"If [evolutionists] convince people that dinosaurs are exotic, strange creatures, they've won right there, and the Bible looks like a book of Jewish fairy tales," said Sean Meek, executive director of the Tennessee group Project Creation.
In Cabazon, it was the apatosaurus' underbelly that first enticed an Orange County developer a decade ago.
Gary Kanter had driven to the desert to size up Dinny the dinosaur and the 60 surrounding acres of scrubland, with the idea of expanding the adjacent truck stop.
While gawking up at the dinosaur's tummy, Kanter imagined the beast's tree-trunk legs lumbering across the barren plain.
"He's like a movable Golden Gate bridge," he recalled thinking when he reached his epiphany: Dinny was the perfect pitchman for a higher power.
Kanter's development company bought the site from the family of the late Claude K. Bell for $1.2 million.
Bell, an ex-sculptor at Knott's Berry Farm, crafted Dinny from discarded steel and concrete in the 1960s.
The mayor of Cabazon at the time called the reptile an eyesore. The apatosaurus once sheltered two dozen people during a snowstorm and starred in an ad for an air-conditioning company that bragged about cooling the beast.

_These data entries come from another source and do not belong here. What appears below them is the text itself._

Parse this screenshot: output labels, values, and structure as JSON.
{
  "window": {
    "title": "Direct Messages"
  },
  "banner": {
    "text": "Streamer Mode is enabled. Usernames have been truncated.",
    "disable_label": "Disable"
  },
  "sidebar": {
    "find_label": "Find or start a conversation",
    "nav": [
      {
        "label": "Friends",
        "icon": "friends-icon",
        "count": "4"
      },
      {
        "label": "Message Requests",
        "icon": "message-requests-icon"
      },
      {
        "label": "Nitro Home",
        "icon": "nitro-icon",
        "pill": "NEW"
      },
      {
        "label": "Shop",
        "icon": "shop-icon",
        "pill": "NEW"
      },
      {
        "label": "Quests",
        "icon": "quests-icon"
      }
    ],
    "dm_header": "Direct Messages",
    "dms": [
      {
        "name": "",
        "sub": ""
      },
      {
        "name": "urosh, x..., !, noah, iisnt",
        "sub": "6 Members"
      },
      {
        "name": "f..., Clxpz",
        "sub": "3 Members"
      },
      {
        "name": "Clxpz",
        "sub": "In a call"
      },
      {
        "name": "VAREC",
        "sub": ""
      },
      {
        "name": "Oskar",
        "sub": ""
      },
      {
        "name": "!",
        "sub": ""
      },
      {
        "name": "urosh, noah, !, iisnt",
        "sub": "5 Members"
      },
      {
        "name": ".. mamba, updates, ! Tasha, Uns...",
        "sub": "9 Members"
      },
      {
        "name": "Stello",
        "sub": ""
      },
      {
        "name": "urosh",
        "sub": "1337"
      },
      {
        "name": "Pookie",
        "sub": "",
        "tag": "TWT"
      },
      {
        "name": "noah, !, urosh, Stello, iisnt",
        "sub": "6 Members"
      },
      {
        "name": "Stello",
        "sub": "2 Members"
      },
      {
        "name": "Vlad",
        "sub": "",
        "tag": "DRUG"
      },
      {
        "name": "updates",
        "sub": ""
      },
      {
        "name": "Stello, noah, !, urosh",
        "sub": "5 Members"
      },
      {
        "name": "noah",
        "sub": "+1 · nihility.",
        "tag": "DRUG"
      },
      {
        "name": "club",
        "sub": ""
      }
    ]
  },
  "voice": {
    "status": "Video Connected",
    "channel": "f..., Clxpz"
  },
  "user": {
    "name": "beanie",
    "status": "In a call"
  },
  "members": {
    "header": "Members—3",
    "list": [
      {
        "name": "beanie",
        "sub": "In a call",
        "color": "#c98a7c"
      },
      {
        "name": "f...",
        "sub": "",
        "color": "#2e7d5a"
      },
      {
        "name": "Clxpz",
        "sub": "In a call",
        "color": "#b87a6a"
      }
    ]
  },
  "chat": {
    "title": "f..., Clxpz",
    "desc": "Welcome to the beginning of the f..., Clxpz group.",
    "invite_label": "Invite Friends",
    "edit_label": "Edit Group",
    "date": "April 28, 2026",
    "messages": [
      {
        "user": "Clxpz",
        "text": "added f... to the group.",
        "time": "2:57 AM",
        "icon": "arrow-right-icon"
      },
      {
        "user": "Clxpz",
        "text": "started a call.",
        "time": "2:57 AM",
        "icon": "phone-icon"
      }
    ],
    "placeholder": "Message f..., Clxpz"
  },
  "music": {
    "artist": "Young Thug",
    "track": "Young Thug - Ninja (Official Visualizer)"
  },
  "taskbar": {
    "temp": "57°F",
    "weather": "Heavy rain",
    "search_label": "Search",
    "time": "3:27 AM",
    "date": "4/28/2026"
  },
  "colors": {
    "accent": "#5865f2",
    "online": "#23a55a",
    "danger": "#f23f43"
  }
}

Bell eventually added Mr. Rex, a 65-foot-tall tyrannosaurus. The creatures' red eyes glare in tandem at nighttime drivers and on postcards that show Mr. Rex chomping a freeway sign. In 1985, actor Paul Reubens climbed inside Rex for the film "Pee-wee's Big Adventure," peering through 50 spiky teeth.
Kanter and his wife, Denise, are Christian home-schooling advocates who are hosts on a DVD titled "How to Home Educate with Ease." After the gift shop vendor's lease expired, Denise Kanter posted an essay on the Christian website Revolution Against Evolution, seeking volunteers for the attraction.
"Our national museums (that we fund through our taxes) leave millions of people with information that they are no more than an evolved rock," she wrote. "The destruction of millions of souls has been devastating."
Pastor Robert Darwin Chiles offered to transform the Cabazon Dinosaurs from tourist stop to place of worship.
The pastor and the Kanters now hope to turn Mr. Rex's innards into exhibits about cryptozoology -- the study of speculative creatures, such as Bigfoot -- and creationism. They will somewhat mirror those in Santee, which takes visitors from Genesis to modern times with placards that say Darwin "came at just the right time to be the catalyst for a revival of ancient paganism" and that evolution birthed Communism, racism and Nazism.